このとき、図13の(d)に示すように、右側のフランジ45Bの突起45hは圧解除カム83の突起83eから離れ、戻しバネ451の付勢により右側に移動し、突起45hが圧解除カム83の左面に突き当たった状態に位置決めされる。これにより、図15の(c)の状態において、フィルム41の両端と左右のフランジ45a、45Bとのそれぞれの間隙は等しくなる。
以上の本実施例2におけるフィルム41の寄り制御手段をまとめると次のとおりである。
a)フィルム41の回転状態時において、フィルム41をスラスト方向の一方側に寄せる力を発生させる第1の状態と他方側に寄せる力を発生させる第2の状態とに順次可変な第1の寄り調整手段81・82・83を有する。この第1の寄り調整手段81・82・83は実施例1の寄り調整手段81・82・83と同様である。

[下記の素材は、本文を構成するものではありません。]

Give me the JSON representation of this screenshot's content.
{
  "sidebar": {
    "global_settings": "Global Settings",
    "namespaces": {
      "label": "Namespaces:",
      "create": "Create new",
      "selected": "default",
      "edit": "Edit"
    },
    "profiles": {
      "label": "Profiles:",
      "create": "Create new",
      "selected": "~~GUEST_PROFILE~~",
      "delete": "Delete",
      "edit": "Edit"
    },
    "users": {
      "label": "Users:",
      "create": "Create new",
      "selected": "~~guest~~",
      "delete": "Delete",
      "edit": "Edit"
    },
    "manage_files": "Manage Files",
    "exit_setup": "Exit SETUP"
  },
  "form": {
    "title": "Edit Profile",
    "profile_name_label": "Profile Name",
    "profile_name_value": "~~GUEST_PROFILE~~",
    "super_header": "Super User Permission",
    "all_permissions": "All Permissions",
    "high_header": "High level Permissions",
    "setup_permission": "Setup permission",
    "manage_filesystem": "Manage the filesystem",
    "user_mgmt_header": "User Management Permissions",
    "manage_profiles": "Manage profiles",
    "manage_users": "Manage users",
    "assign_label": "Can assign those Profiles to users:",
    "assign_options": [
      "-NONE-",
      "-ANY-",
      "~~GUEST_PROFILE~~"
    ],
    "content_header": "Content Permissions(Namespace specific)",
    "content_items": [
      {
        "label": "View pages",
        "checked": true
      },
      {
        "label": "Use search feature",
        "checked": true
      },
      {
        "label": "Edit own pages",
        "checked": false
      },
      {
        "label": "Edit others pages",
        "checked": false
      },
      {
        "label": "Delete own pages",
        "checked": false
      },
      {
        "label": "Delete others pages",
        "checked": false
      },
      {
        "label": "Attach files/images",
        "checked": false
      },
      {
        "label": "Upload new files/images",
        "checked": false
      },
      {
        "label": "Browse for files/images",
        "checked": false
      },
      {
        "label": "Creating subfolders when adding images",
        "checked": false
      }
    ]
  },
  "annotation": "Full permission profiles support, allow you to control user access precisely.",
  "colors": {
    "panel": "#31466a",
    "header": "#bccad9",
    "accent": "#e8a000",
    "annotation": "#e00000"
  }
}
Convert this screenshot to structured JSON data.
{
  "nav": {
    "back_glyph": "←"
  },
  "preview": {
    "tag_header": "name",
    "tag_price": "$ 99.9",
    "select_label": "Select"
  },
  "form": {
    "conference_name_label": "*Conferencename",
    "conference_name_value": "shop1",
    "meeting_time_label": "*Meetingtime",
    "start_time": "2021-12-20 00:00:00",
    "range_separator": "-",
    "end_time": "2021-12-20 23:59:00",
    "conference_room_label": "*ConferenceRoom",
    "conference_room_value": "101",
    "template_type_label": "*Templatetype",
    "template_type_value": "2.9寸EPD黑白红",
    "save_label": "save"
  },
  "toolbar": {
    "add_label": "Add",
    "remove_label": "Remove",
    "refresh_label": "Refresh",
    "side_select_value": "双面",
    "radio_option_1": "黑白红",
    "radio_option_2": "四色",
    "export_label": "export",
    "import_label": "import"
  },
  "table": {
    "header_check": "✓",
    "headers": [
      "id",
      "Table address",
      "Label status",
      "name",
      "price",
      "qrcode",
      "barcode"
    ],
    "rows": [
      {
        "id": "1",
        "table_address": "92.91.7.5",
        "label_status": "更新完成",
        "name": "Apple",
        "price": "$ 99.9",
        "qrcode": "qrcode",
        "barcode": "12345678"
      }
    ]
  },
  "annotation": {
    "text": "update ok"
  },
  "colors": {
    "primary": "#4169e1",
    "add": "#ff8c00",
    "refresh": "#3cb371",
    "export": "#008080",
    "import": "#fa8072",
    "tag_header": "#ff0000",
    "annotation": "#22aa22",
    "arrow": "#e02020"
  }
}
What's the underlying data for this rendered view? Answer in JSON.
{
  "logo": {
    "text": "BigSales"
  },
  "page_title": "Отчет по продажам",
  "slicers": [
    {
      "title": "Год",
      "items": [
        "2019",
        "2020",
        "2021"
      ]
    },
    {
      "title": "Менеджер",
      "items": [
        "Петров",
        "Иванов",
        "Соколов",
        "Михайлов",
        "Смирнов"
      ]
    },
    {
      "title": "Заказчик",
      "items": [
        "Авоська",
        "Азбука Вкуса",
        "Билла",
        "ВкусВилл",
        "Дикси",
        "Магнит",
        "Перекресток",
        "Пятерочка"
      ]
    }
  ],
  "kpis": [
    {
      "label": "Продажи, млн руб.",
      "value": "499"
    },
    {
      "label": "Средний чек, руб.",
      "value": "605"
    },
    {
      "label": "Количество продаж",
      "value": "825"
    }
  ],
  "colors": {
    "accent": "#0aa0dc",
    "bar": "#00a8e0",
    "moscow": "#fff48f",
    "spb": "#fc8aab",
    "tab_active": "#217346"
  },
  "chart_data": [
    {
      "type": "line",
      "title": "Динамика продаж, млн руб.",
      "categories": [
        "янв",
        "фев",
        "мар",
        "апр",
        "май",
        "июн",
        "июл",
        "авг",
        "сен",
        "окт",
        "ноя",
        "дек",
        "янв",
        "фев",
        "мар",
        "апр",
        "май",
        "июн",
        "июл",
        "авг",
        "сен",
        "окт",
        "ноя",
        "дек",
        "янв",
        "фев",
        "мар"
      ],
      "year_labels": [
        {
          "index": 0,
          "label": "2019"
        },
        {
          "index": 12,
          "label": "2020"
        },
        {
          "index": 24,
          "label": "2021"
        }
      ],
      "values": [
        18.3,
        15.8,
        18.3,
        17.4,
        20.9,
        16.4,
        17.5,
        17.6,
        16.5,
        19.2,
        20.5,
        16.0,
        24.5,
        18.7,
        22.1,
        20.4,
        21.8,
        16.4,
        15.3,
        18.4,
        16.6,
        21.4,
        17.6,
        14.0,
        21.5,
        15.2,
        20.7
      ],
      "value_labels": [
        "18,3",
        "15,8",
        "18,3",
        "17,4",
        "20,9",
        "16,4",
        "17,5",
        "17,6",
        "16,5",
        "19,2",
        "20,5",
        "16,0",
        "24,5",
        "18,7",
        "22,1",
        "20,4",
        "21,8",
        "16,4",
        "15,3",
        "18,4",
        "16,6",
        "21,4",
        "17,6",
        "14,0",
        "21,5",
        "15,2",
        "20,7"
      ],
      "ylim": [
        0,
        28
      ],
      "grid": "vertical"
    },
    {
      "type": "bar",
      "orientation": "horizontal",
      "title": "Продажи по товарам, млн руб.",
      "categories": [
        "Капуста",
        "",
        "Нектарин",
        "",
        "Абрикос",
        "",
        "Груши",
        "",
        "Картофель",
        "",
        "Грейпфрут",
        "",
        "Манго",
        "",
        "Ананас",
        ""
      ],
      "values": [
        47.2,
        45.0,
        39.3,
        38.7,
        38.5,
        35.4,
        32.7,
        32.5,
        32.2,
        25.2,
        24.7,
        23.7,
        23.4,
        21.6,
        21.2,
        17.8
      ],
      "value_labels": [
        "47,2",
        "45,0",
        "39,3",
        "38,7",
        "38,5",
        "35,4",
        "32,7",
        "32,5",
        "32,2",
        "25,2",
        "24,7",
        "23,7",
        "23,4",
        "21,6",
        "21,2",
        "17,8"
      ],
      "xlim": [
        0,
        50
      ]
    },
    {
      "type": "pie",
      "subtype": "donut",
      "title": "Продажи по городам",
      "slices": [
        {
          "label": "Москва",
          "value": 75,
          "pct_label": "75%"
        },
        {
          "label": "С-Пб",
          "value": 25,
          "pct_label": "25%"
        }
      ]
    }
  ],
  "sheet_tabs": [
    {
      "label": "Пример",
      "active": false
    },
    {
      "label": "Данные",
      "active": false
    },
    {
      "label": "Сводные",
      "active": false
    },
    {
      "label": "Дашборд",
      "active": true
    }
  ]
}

また、フィルム61を他方側への寄せる力を発生させる第1の状態と一方側への寄せる力を発生させる第2の状態とに順次可変な第2の寄り調整手段45A・45B(45g・45h)・83(83d・83e)・451を有する。
そして、上記の第1の寄り調整手段と第2の寄り調整手段とによる寄り調整が交互に行われる。
b)第1の規制部材(45L)と第2の規制部材(45R)うちの少なくとも一つは、フィルム41の長手方向に移動可能であり、第2の状態のとき前記所定間隔とフィルムの長さとの差がほぼ半分となるように移動する。
c)移動可能な規制部材(45R)は、解除カム(83)の回転により移動される。
d)実施例1におけるb)〜j)の構成は本実施例2においても同様である。
以上詳述したように、本実施例においては、ニップ部Nの圧接力を解除する際に左右の圧バランスを順次変えることができる。さらにフランジ45Bを移動可能にしてフィルム41の寄り位置を調整する際の基準板として利用することにより、左右どちらに寄っているか分からないフィルム61であっても中央位置に精度良く寄り調整することができる。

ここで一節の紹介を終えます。